Process - Color Strategy, Responsibility of the Artist

From this point on in the painting process, the responsibility of the artist is to the CANVAS, and will, hopefully, transcend the photograph. The photo has done its part by reminding us of the original idea for the painting and by providing the details of the scene that caught our attention. What develops on the canvas must go beyond the photo, bringing the spirit of both the place and the artist into the work. It may be referred to again for additional informational details, but should not be relied upon for interpretation.

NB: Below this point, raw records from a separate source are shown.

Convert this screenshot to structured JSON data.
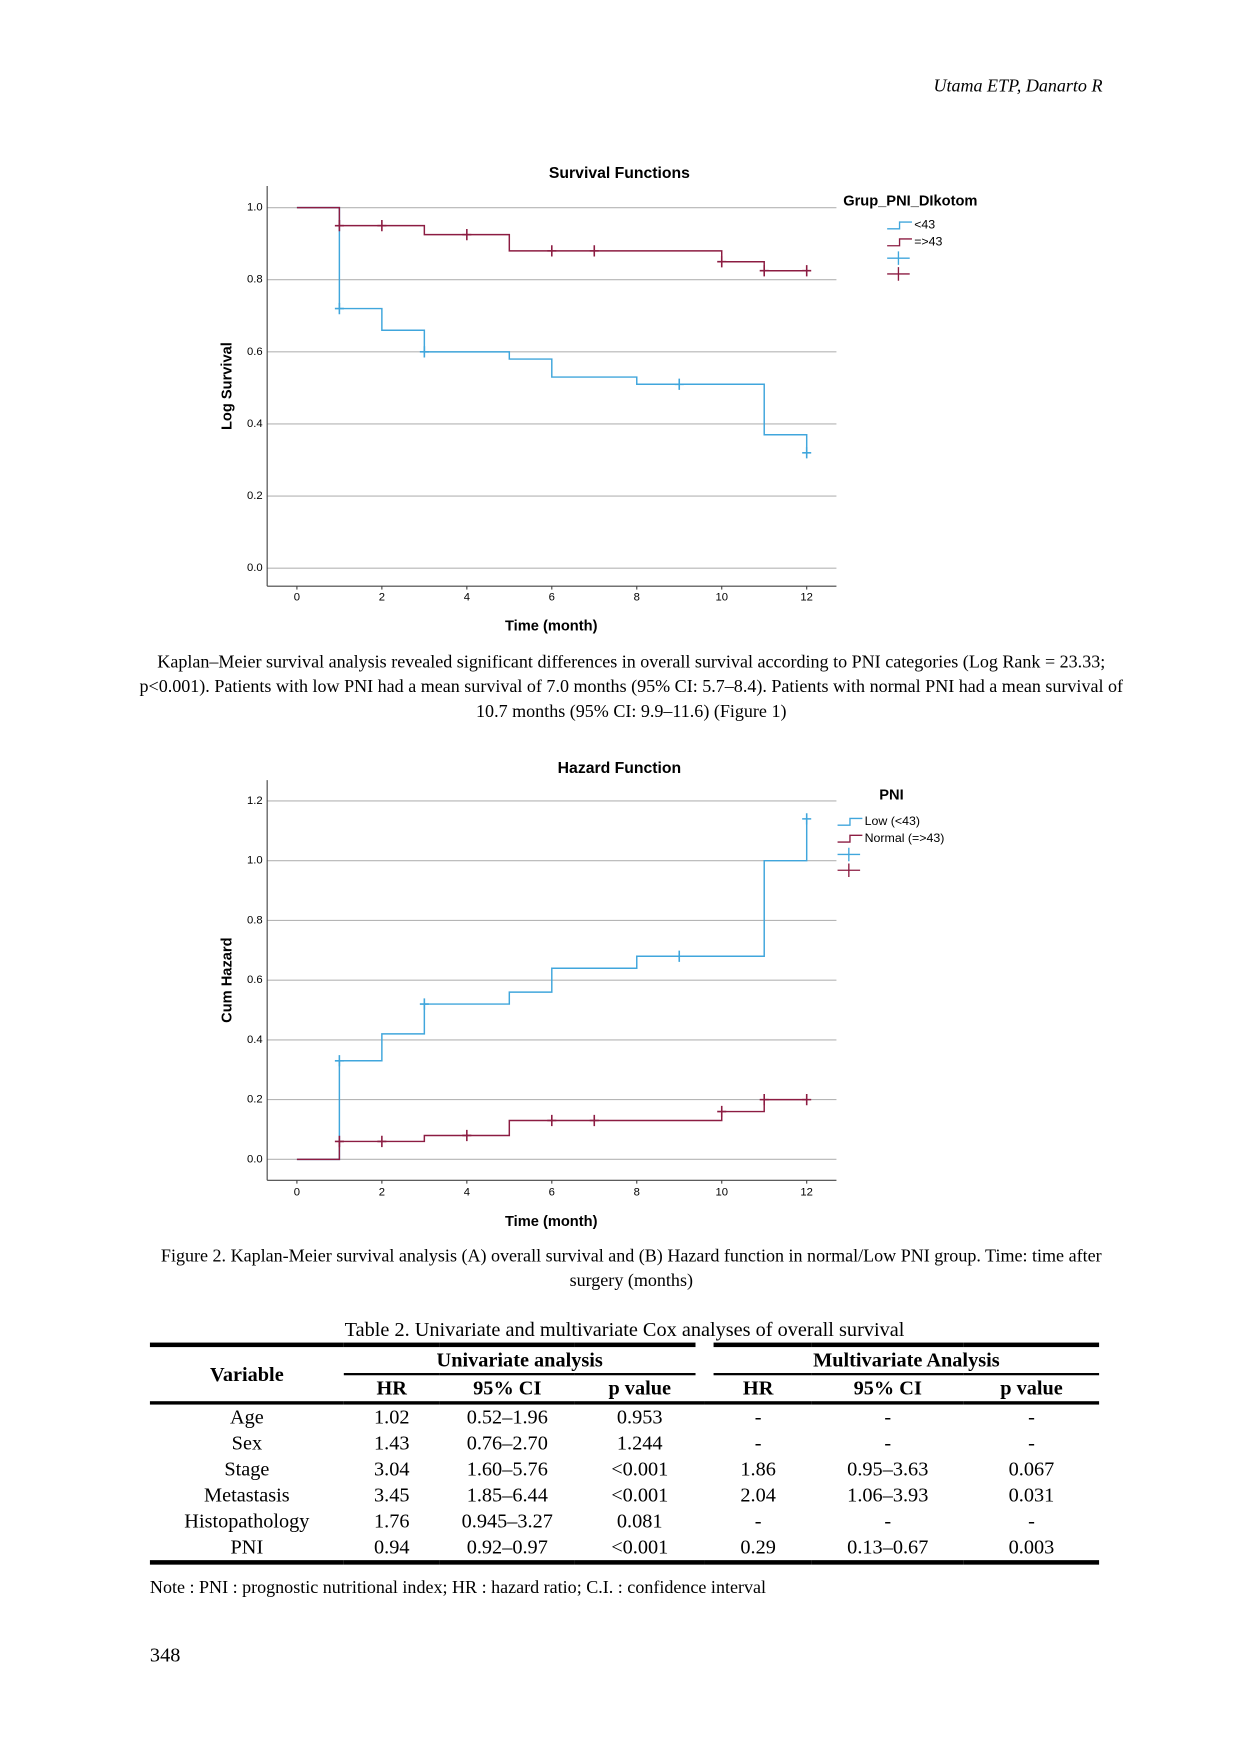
{
  "header": "Utama ETP, Danarto R",
  "chart_data": [
    {
      "type": "line",
      "step": true,
      "title": "Survival Functions",
      "x_label": "Time (month)",
      "y_label": "Log Survival",
      "legend_title": "Grup_PNI_DIkotom",
      "legend": "right",
      "grid": true,
      "xlim": [
        -0.7,
        12.7
      ],
      "xticks": [
        0,
        2,
        4,
        6,
        8,
        10,
        12
      ],
      "ylim": [
        -0.05,
        1.06
      ],
      "yticks": [
        {
          "value": 0,
          "label": "0.0"
        },
        0.2,
        0.4,
        0.6,
        0.8,
        {
          "value": 1,
          "label": "1.0"
        }
      ],
      "series": [
        {
          "name": "<43",
          "color": "#40a6dc",
          "x": [
            0,
            1,
            2,
            3,
            5,
            6,
            8,
            11,
            12
          ],
          "values": [
            1,
            0.72,
            0.66,
            0.6,
            0.58,
            0.53,
            0.51,
            0.37,
            0.32
          ],
          "censored": {
            "x": [
              1,
              3,
              9,
              12
            ],
            "values": [
              0.72,
              0.6,
              0.51,
              0.32
            ]
          }
        },
        {
          "name": "=>43",
          "color": "#8c1c42",
          "x": [
            0,
            1,
            3,
            5,
            10,
            11,
            12
          ],
          "values": [
            1,
            0.95,
            0.925,
            0.88,
            0.85,
            0.825,
            0.825
          ],
          "censored": {
            "x": [
              1,
              2,
              4,
              6,
              7,
              10,
              11,
              12
            ],
            "values": [
              0.95,
              0.95,
              0.925,
              0.88,
              0.88,
              0.85,
              0.825,
              0.825
            ]
          }
        }
      ]
    },
    {
      "type": "line",
      "step": true,
      "title": "Hazard Function",
      "x_label": "Time (month)",
      "y_label": "Cum Hazard",
      "legend_title": "PNI",
      "legend": "right",
      "grid": true,
      "xlim": [
        -0.7,
        12.7
      ],
      "xticks": [
        0,
        2,
        4,
        6,
        8,
        10,
        12
      ],
      "ylim": [
        -0.07,
        1.27
      ],
      "yticks": [
        {
          "value": 0,
          "label": "0.0"
        },
        0.2,
        0.4,
        0.6,
        0.8,
        {
          "value": 1,
          "label": "1.0"
        },
        1.2
      ],
      "series": [
        {
          "name": "Low (<43)",
          "color": "#40a6dc",
          "x": [
            0,
            1,
            2,
            3,
            5,
            6,
            8,
            11,
            12
          ],
          "values": [
            0,
            0.33,
            0.42,
            0.52,
            0.56,
            0.64,
            0.68,
            1,
            1.14
          ],
          "censored": {
            "x": [
              1,
              3,
              9,
              12
            ],
            "values": [
              0.33,
              0.52,
              0.68,
              1.14
            ]
          }
        },
        {
          "name": "Normal (=>43)",
          "color": "#8c1c42",
          "x": [
            0,
            1,
            3,
            5,
            10,
            11,
            12
          ],
          "values": [
            0,
            0.06,
            0.08,
            0.13,
            0.16,
            0.2,
            0.2
          ],
          "censored": {
            "x": [
              1,
              2,
              4,
              6,
              7,
              10,
              11,
              12
            ],
            "values": [
              0.06,
              0.06,
              0.08,
              0.13,
              0.13,
              0.16,
              0.2,
              0.2
            ]
          }
        }
      ]
    }
  ],
  "paragraph": "Kaplan–Meier survival analysis revealed significant differences in overall survival according to PNI categories (Log Rank = 23.33; p<0.001). Patients with low PNI had a mean survival of 7.0 months (95% CI: 5.7–8.4). Patients with normal PNI had a mean survival of 10.7 months (95% CI: 9.9–11.6) (Figure 1)",
  "figure_caption": "Figure 2. Kaplan-Meier survival analysis  (A) overall survival and (B) Hazard function in normal/Low PNI group. Time: time after surgery (months)",
  "table": {
    "title": "Table 2. Univariate and multivariate Cox analyses of overall survival",
    "variable_header": "Variable",
    "groups": [
      "Univariate analysis",
      "Multivariate Analysis"
    ],
    "columns": [
      "HR",
      "95% CI",
      "p value",
      "HR",
      "95% CI",
      "p value"
    ],
    "rows": [
      [
        "Age",
        "1.02",
        "0.52–1.96",
        "0.953",
        "-",
        "-",
        "-"
      ],
      [
        "Sex",
        "1.43",
        "0.76–2.70",
        "1.244",
        "-",
        "-",
        "-"
      ],
      [
        "Stage",
        "3.04",
        "1.60–5.76",
        "<0.001",
        "1.86",
        "0.95–3.63",
        "0.067"
      ],
      [
        "Metastasis",
        "3.45",
        "1.85–6.44",
        "<0.001",
        "2.04",
        "1.06–3.93",
        "0.031"
      ],
      [
        "Histopathology",
        "1.76",
        "0.945–3.27",
        "0.081",
        "-",
        "-",
        "-"
      ],
      [
        "PNI",
        "0.94",
        "0.92–0.97",
        "<0.001",
        "0.29",
        "0.13–0.67",
        "0.003"
      ]
    ],
    "note": "Note : PNI : prognostic nutritional index; HR : hazard ratio; C.I. : confidence interval"
  },
  "page_number": "348"
}
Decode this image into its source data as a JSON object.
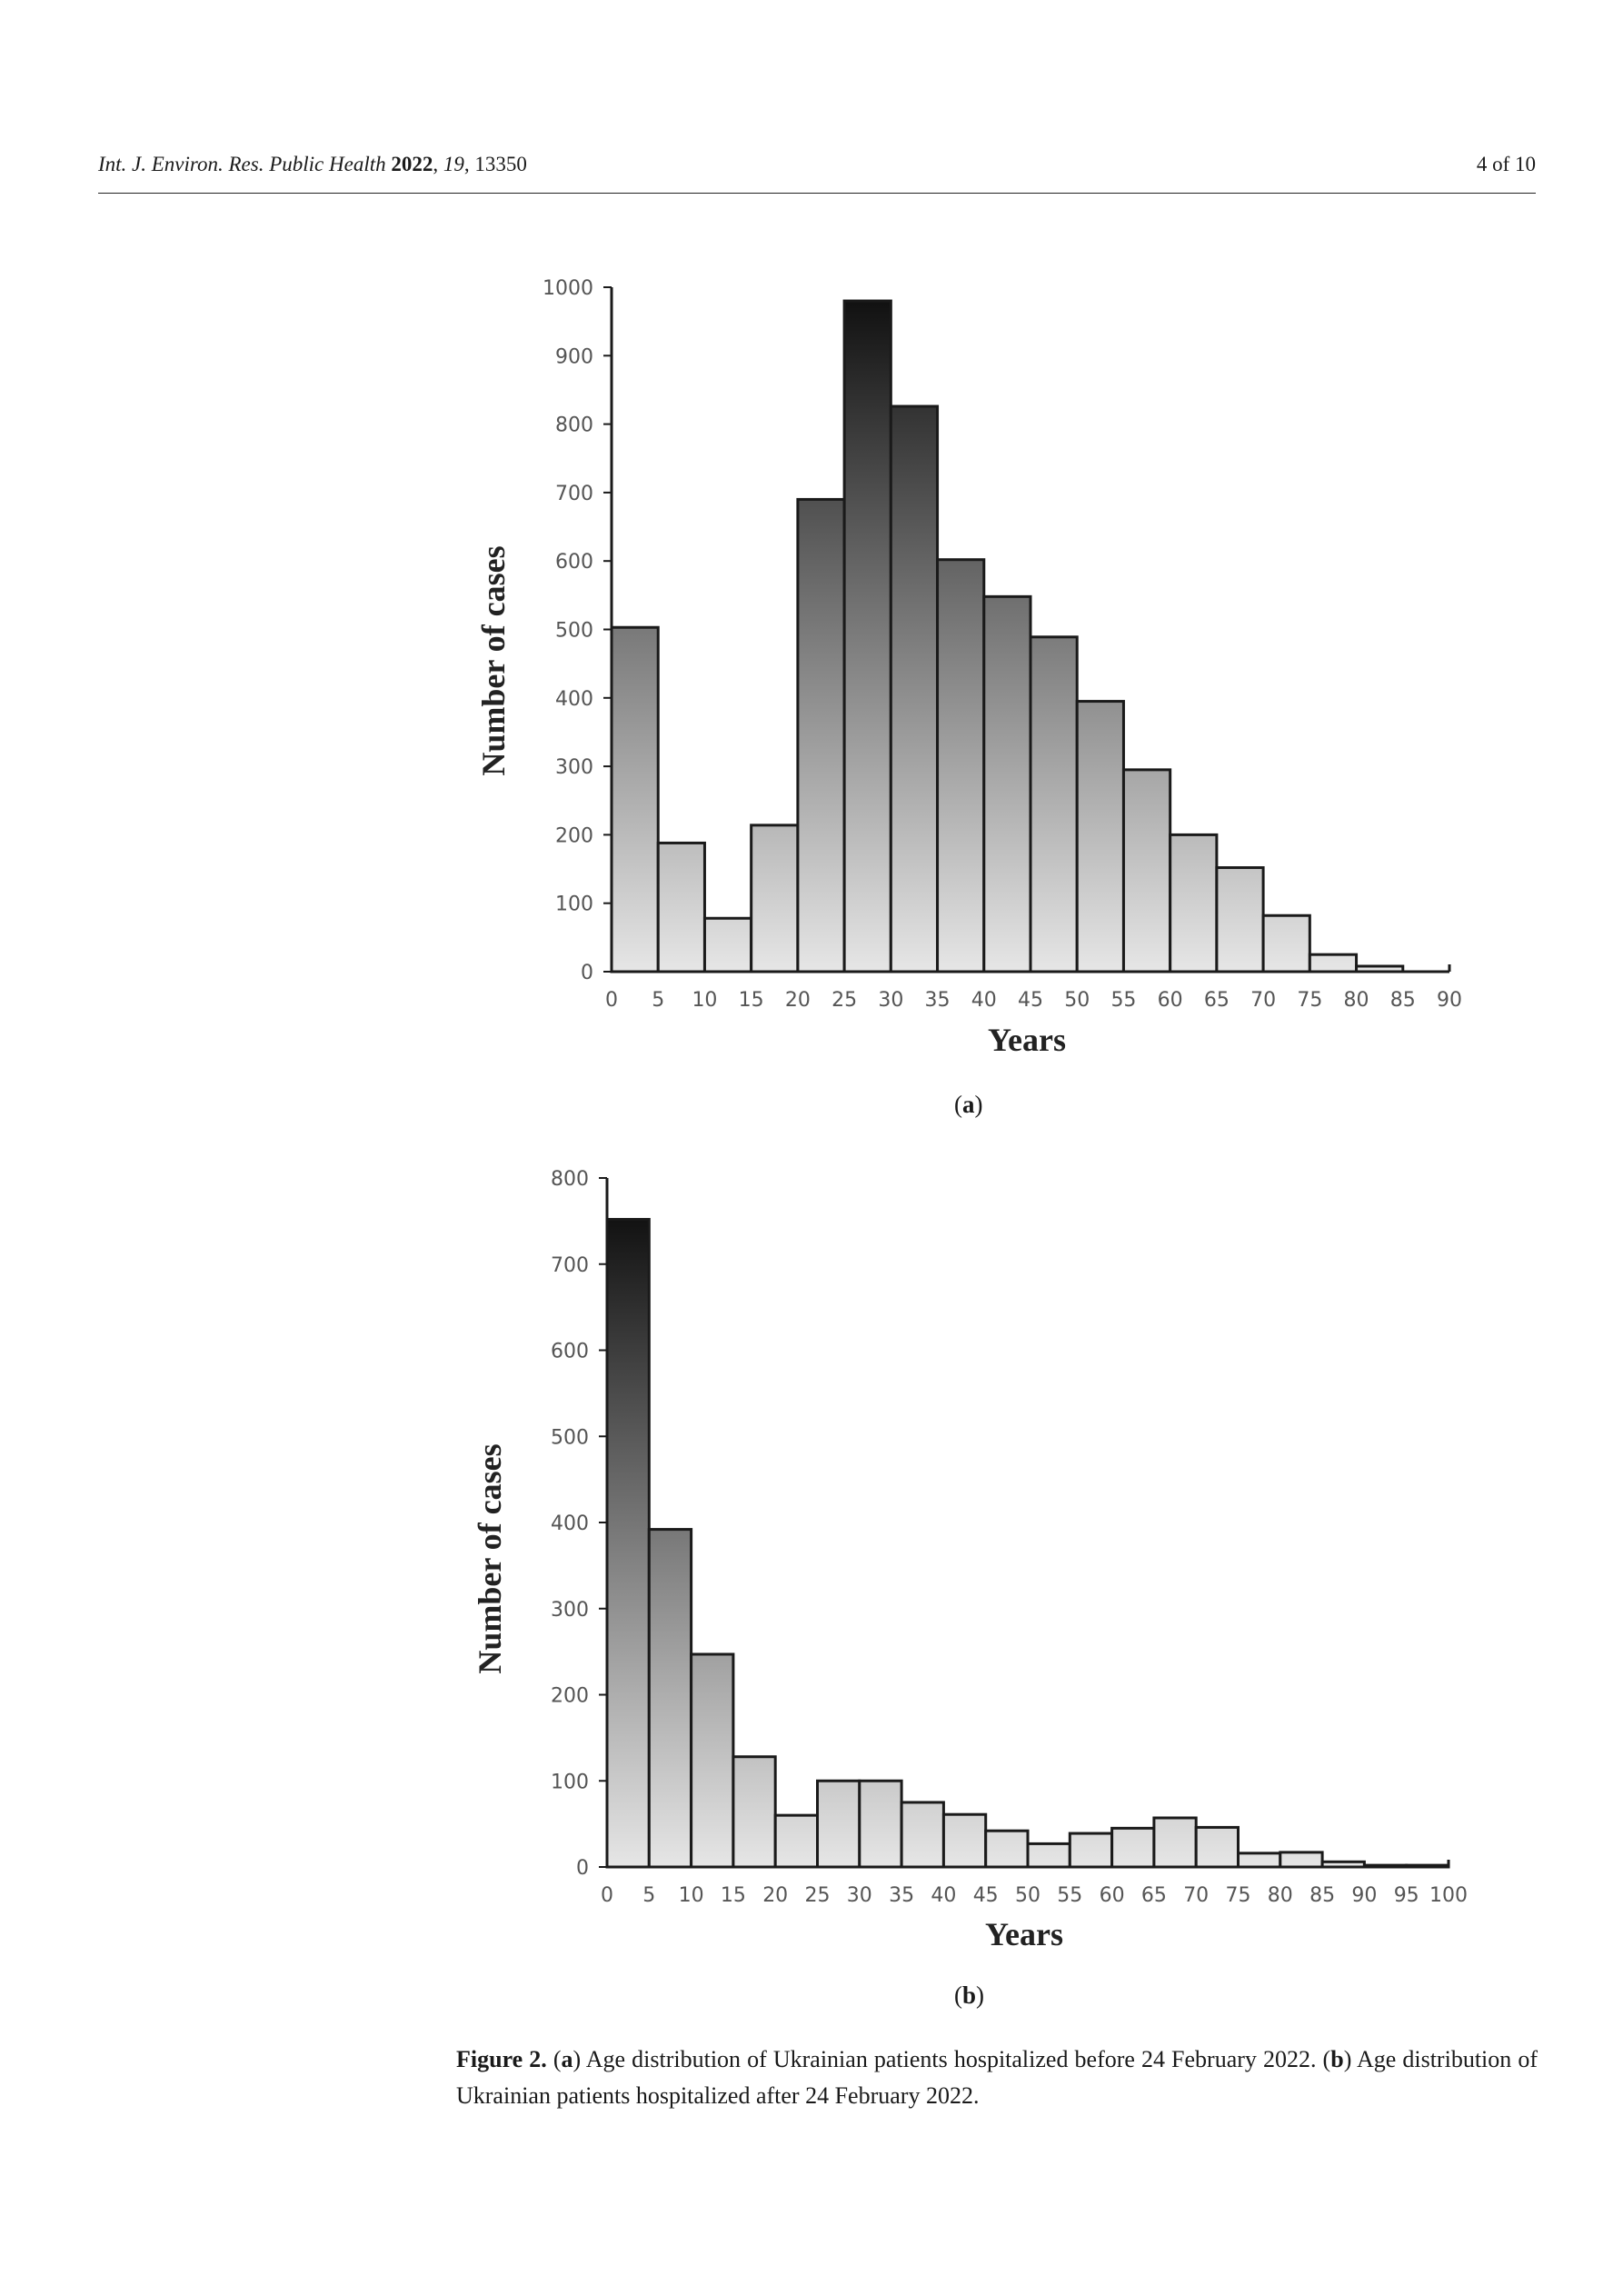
{
  "header": {
    "journal_italic": "Int. J. Environ. Res. Public Health",
    "year": "2022",
    "volume": "19",
    "article": ", 13350",
    "page": "4 of 10"
  },
  "chart_data": [
    {
      "type": "bar",
      "panel": "(a)",
      "xlabel": "Years",
      "ylabel": "Number of cases",
      "xlim": [
        0,
        90
      ],
      "ylim": [
        0,
        1000
      ],
      "x_ticks": [
        0,
        5,
        10,
        15,
        20,
        25,
        30,
        35,
        40,
        45,
        50,
        55,
        60,
        65,
        70,
        75,
        80,
        85,
        90
      ],
      "y_ticks": [
        0,
        100,
        200,
        300,
        400,
        500,
        600,
        700,
        800,
        900,
        1000
      ],
      "bin_width": 5,
      "bin_starts": [
        0,
        5,
        10,
        15,
        20,
        25,
        30,
        35,
        40,
        45,
        50,
        55,
        60,
        65,
        70,
        75,
        80,
        85
      ],
      "values": [
        503,
        188,
        78,
        214,
        690,
        980,
        826,
        602,
        548,
        489,
        395,
        295,
        200,
        152,
        82,
        25,
        8,
        0
      ],
      "gradient": {
        "top": "#111111",
        "bottom": "#e6e6e6"
      }
    },
    {
      "type": "bar",
      "panel": "(b)",
      "xlabel": "Years",
      "ylabel": "Number of cases",
      "xlim": [
        0,
        100
      ],
      "ylim": [
        0,
        800
      ],
      "x_ticks": [
        0,
        5,
        10,
        15,
        20,
        25,
        30,
        35,
        40,
        45,
        50,
        55,
        60,
        65,
        70,
        75,
        80,
        85,
        90,
        95,
        100
      ],
      "y_ticks": [
        0,
        100,
        200,
        300,
        400,
        500,
        600,
        700,
        800
      ],
      "bin_width": 5,
      "bin_starts": [
        0,
        5,
        10,
        15,
        20,
        25,
        30,
        35,
        40,
        45,
        50,
        55,
        60,
        65,
        70,
        75,
        80,
        85,
        90,
        95
      ],
      "values": [
        752,
        392,
        247,
        128,
        60,
        100,
        100,
        75,
        61,
        42,
        27,
        39,
        45,
        57,
        46,
        16,
        17,
        6,
        2,
        2
      ],
      "gradient": {
        "top": "#111111",
        "bottom": "#e6e6e6"
      }
    }
  ],
  "caption": {
    "figure_label": "Figure 2.",
    "a_open": " (",
    "a_letter": "a",
    "a_text": ") Age distribution of Ukrainian patients hospitalized before 24 February 2022. (",
    "b_letter": "b",
    "b_text": ") Age distribution of Ukrainian patients hospitalized after 24 February 2022."
  }
}
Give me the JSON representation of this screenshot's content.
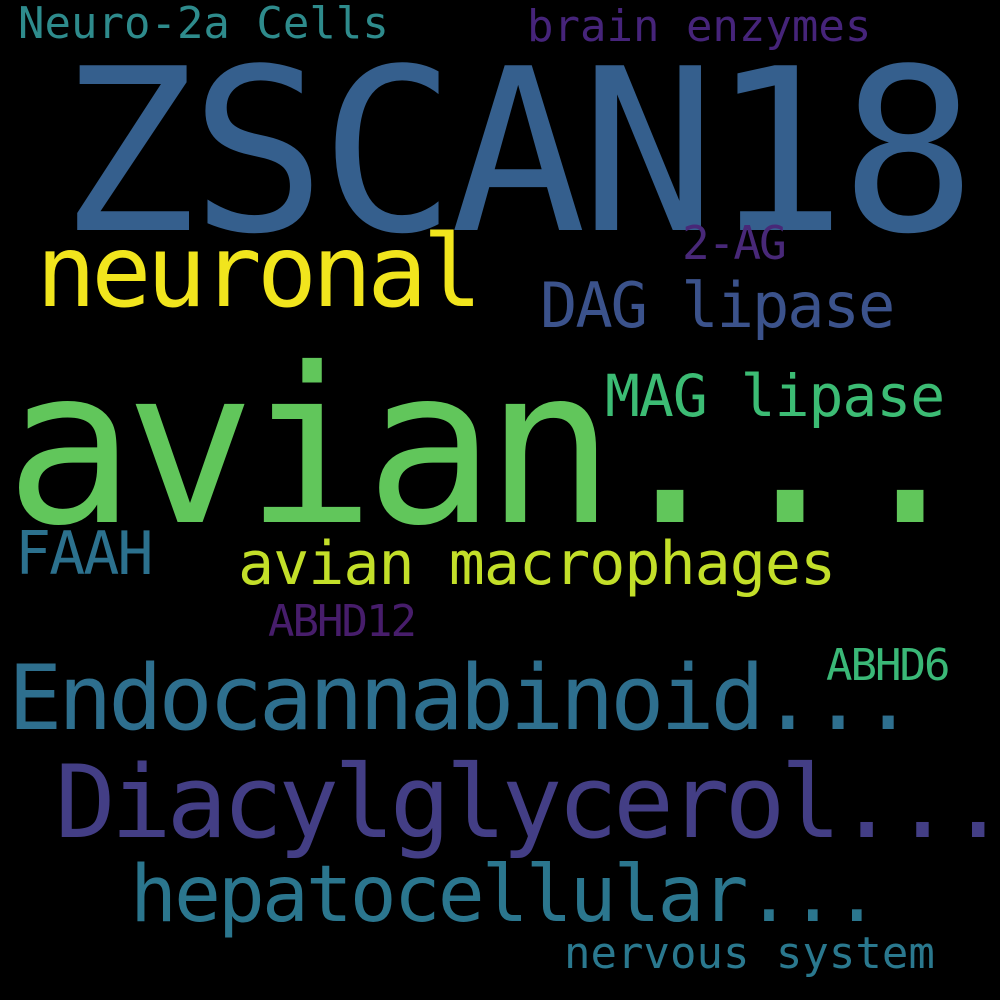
{
  "word_cloud": {
    "background_color": "#000000",
    "words": [
      {
        "text": "ZSCAN18",
        "color": "#355f8d"
      },
      {
        "text": "avian...",
        "color": "#61c65b"
      },
      {
        "text": "neuronal",
        "color": "#f1e51d"
      },
      {
        "text": "Endocannabinoid...",
        "color": "#2e6f8e"
      },
      {
        "text": "Diacylglycerol...",
        "color": "#433e85"
      },
      {
        "text": "hepatocellular...",
        "color": "#2b768e"
      },
      {
        "text": "avian macrophages",
        "color": "#c3df29"
      },
      {
        "text": "DAG lipase",
        "color": "#3b528b"
      },
      {
        "text": "MAG lipase",
        "color": "#3cbc74"
      },
      {
        "text": "FAAH",
        "color": "#2c718e"
      },
      {
        "text": "Neuro-2a Cells",
        "color": "#2e8b8c"
      },
      {
        "text": "brain enzymes",
        "color": "#46247a"
      },
      {
        "text": "nervous system",
        "color": "#2a788e"
      },
      {
        "text": "2-AG",
        "color": "#482878"
      },
      {
        "text": "ABHD12",
        "color": "#471d6b"
      },
      {
        "text": "ABHD6",
        "color": "#3ab877"
      }
    ]
  }
}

I’ll now begin to develop a color strategy for the painting. My color strategy is intuitive rather than from formulas, but comes from a great deal of background study and interest in color. For this painting I know I’d like to push the pines into the background with with soft blue greens and work the whole painting into a more neutral vein. Working neutral is a struggle, but I love the results. So I’ve worked up a “color sheet” to keep me on track and will keep that paper at the easel to help me. Still, I will often throw my original plans to the wind when work on the canvas takes me in a different direction.

A small Masterson’s palette holds my color supply, and aluminum pie places will be used for mixing. This way the mix can be held right up to the canvas to check how the color will work with the whole. I never mix up too much of one color, and almost no paint goes on without being mixed up a little.

For this painting my palette will consist of the following colors: Liquitex’s Quinacridone crimson, Yellow Azo, Naples Yellow, Pyrrole Orange (a new favorite, it’s to soft) Aqua, Cerulean Blue, Ultramarine Blue, Green Gold, Light Portrait Pink, Burnt Umber and Golden’s Quinacridone gold, titanium white and parchment.